Vitamins C and E Not Beneficial in Heart Disease Prevention, Study Concludes

November 10, 2008

Vitamins C and E were not effective in preventing cardiovascular disease in males, concluded the Physician’s Health Study II that will be published in the November 12 issue of the Journal of the American Medical Association.

Vitamins C and E were not effective in preventing cardiovascular disease in males, concluded the Physician’s Health Study II that will be published in the November 12 issue of the Journal of the American Medical Association.

"(The vitamins) showed no trends that reached significance, except for an increase in hemorrhagic stroke among vitamin E users that was only marginally significant at p=.02,” said J. Michael Gaziano, MD, associate professor of medicine at Harvard Medical School (Boston).

The study included 14,641 physicians, with a mean age of 64. “This was a very healthy population,” Gaziano noted.

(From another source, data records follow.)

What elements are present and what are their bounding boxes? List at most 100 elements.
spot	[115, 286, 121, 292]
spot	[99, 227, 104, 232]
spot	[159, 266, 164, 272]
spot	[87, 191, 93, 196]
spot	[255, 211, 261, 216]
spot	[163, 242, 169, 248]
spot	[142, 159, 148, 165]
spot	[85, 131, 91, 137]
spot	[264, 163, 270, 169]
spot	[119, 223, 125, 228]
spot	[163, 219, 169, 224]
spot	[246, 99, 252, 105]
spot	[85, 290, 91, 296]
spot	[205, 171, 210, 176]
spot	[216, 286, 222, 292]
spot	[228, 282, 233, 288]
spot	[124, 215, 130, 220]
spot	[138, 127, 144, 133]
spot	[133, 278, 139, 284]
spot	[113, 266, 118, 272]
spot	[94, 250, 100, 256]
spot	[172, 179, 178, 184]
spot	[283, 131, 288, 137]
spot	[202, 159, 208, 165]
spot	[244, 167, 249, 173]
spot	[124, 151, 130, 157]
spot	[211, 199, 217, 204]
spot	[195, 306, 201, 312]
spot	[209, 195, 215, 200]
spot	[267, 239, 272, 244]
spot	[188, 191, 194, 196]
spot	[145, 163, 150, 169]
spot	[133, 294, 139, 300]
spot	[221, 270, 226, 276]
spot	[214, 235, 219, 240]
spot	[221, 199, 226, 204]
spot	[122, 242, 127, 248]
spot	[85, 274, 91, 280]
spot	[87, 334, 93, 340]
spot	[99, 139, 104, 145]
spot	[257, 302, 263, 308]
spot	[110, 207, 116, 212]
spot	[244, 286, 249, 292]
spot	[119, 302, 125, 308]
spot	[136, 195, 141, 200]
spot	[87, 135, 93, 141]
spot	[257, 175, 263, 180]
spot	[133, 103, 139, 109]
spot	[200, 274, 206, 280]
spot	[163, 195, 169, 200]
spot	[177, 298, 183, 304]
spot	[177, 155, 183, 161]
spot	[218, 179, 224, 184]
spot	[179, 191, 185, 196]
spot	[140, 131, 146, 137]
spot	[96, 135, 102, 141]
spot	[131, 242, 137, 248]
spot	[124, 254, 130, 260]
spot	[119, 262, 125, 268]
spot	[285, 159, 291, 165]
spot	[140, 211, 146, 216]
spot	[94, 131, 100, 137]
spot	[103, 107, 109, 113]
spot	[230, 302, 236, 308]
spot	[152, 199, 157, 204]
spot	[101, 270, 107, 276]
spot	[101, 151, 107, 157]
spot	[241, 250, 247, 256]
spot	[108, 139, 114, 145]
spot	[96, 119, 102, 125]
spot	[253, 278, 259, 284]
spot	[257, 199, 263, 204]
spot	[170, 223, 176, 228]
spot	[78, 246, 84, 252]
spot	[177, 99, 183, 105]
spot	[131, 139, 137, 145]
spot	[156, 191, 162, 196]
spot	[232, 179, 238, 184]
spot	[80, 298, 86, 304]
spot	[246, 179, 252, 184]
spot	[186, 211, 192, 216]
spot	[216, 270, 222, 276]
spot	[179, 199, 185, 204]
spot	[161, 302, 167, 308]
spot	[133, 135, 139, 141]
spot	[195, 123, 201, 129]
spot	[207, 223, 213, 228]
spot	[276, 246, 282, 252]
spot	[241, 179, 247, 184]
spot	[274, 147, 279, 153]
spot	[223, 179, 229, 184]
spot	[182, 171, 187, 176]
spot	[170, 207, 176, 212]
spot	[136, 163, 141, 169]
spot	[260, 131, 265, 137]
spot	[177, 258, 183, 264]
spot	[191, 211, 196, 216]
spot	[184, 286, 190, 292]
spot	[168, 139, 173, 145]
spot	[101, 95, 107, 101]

Participants received a placebo or 400 IU vitamin E every other day. While the study’s participants only included Caucasian men, smaller vitamin E trials did not show a gender difference.

Effects of the study will continue for an additional 3 years, Gaziano reported.

“This was a high-quality, long-term nutritional trial, and we don’t have many of these,” said Barbara V. Howard, PhD, Medstar Research Institute (Hyattsville, MD).

“We do need data in other racial groups, but it is very unlikely there will be differences. The other issue that will be raised is the type of formulation,” Howard said.

“I think most nutritionists would feel that it is highly unlikely that you could suddenly find a specific vitamin formulation that would be beneficial.”

In response to the study, Andrew Shao of the Council for Responsible Nutrition (CRN; Washington DC.) released this statement:

“Although the results did not demonstrate an overall benefit, the results also do not discount the earlier epidemiological data showing that people with high intakes of vitamins E and C may have a lower risk of cardiovascular disease. Nutrition research is extremely complex, and doesn’t always provide clear cut answers. This study raises an interesting set of scientific challenges as to why the benefits found in observational studies have not been confirmed in this kind of trial.

Annette Dickinson, PhD past president of CRN, said, “These results do not of course negate other evidence of benefits for vitamin E and vitamin C for other conditions, including immune function, mental acuity, and eye health. Consumers would be well advised to ensure adequate intakes of all essential nutrients through a good diet plus use of a multivitamin, and selected other nutrients including vitamins E and C, vitamin D, calcium, and EPA and DHA omega-3 fatty acids.”

Dickinson added that the possible effect of vitamin E on increased risk of hemorrhagic stroke may have been a matter of chance.